If you have leftovers after cooking, store them within 2 hours of cooking them. Place them in an airtight container (If a container isn’t available, you can wrap them tightly in aluminum foil), and put them in the fridge. They will keep well for 3-5 days.

You can also freeze them after cooking. Make sure to pat them dry before putting them in the container or freezer bag. They will keep for at least 6 months.

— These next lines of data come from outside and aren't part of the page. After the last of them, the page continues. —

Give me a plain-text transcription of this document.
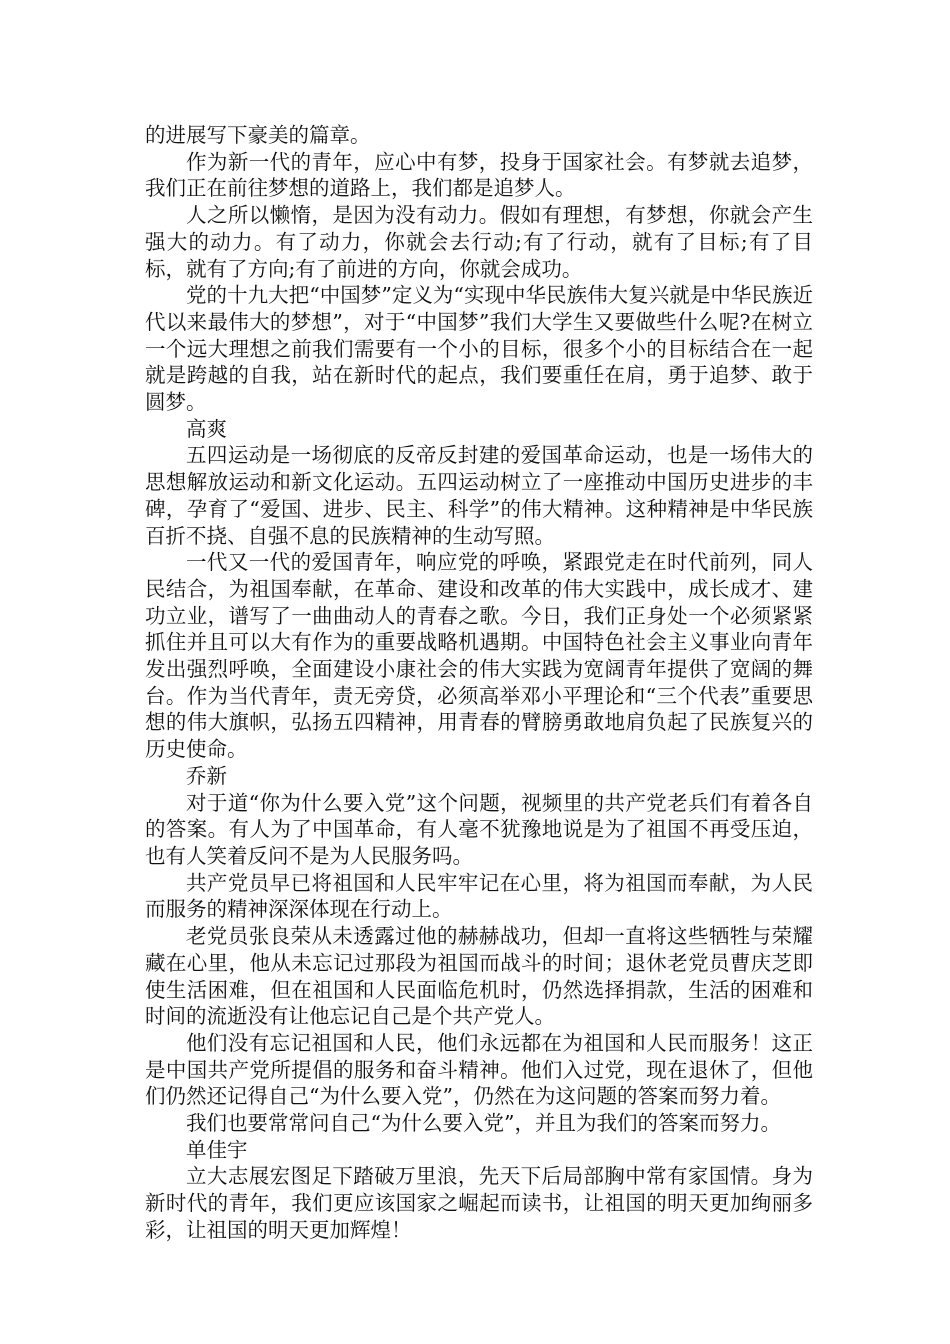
的进展写下豪美的篇章。

作为新一代的青年，应心中有梦，投身于国家社会。有梦就去追梦，我们正在前往梦想的道路上，我们都是追梦人。

人之所以懒惰，是因为没有动力。假如有理想，有梦想，你就会产生强大的动力。有了动力，你就会去行动;有了行动，就有了目标;有了目标，就有了方向;有了前进的方向，你就会成功。

党的十九大把“中国梦”定义为“实现中华民族伟大复兴就是中华民族近代以来最伟大的梦想”，对于“中国梦”我们大学生又要做些什么呢?在树立一个远大理想之前我们需要有一个小的目标，很多个小的目标结合在一起就是跨越的自我，站在新时代的起点，我们要重任在肩，勇于追梦、敢于圆梦。

高爽

五四运动是一场彻底的反帝反封建的爱国革命运动，也是一场伟大的思想解放运动和新文化运动。五四运动树立了一座推动中国历史进步的丰碑，孕育了“爱国、进步、民主、科学”的伟大精神。这种精神是中华民族百折不挠、自强不息的民族精神的生动写照。

一代又一代的爱国青年，响应党的呼唤，紧跟党走在时代前列，同人民结合，为祖国奉献，在革命、建设和改革的伟大实践中，成长成才、建功立业，谱写了一曲曲动人的青春之歌。今日，我们正身处一个必须紧紧抓住并且可以大有作为的重要战略机遇期。中国特色社会主义事业向青年发出强烈呼唤，全面建设小康社会的伟大实践为宽阔青年提供了宽阔的舞台。作为当代青年，责无旁贷，必须高举邓小平理论和“三个代表”重要思想的伟大旗帜，弘扬五四精神，用青春的臂膀勇敢地肩负起了民族复兴的历史使命。

乔新

对于道“你为什么要入党”这个问题，视频里的共产党老兵们有着各自的答案。有人为了中国革命，有人毫不犹豫地说是为了祖国不再受压迫，也有人笑着反问不是为人民服务吗。

共产党员早已将祖国和人民牢牢记在心里，将为祖国而奉献，为人民而服务的精神深深体现在行动上。

老党员张良荣从未透露过他的赫赫战功，但却一直将这些牺牲与荣耀藏在心里，他从未忘记过那段为祖国而战斗的时间；退休老党员曹庆芝即使生活困难，但在祖国和人民面临危机时，仍然选择捐款，生活的困难和时间的流逝没有让他忘记自己是个共产党人。

他们没有忘记祖国和人民，他们永远都在为祖国和人民而服务！这正是中国共产党所提倡的服务和奋斗精神。他们入过党，现在退休了，但他们仍然还记得自己“为什么要入党”，仍然在为这问题的答案而努力着。

我们也要常常问自己“为什么要入党”，并且为我们的答案而努力。

单佳宇

立大志展宏图足下踏破万里浪，先天下后局部胸中常有家国情。身为新时代的青年，我们更应该国家之崛起而读书，让祖国的明天更加绚丽多彩，让祖国的明天更加辉煌！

What to serve with green beans

This is a classic steak house side dish, so pair your sauteed green beans with a  juicy fillet or pork chop. For a lighter option, choose simple Tuna steaks

Green Beans

Sauteed Green Beans

This is the best way to make garlicky sauteed green beans.
Prep Time 5 minutes
Cook Time 8 minutes
Course Side Dish
Cuisine American
Servings 4


  • Large skillet
  • Spatula
  • Colander
  • Chef's knife
  • Cutting board


  • 12 ounces of trimmed green beans
  • 1/2 cup of water
  • 1 tablespoon of olive oil
  • ¼ teaspoon of salt
  • 2 thinly sliced cloves of garlic


  • Wash the green beans well.
  • Trim the stems of the beans and cut any larger beans down to roughly the same size as the smaller beans for even cooking.
  • Add a drizzle of oil to a large skillet and heat the pan over medium heat. When the oil is moving easily in the pan, swirl it around to coat the bottom evenly.
  • Add the green beans all at once to the skillet. They should sizzle when they hit the hot pan. Cook the beans for about 5 minutes, stirring them constantly.
  • Add the salt and garlic and stir to combine.
  • Add the water, cover, and steam the beans for 1 to 2 minutes, until bright green and crisp-tender.
  • Uncover the pot, plate the beans and enjoy!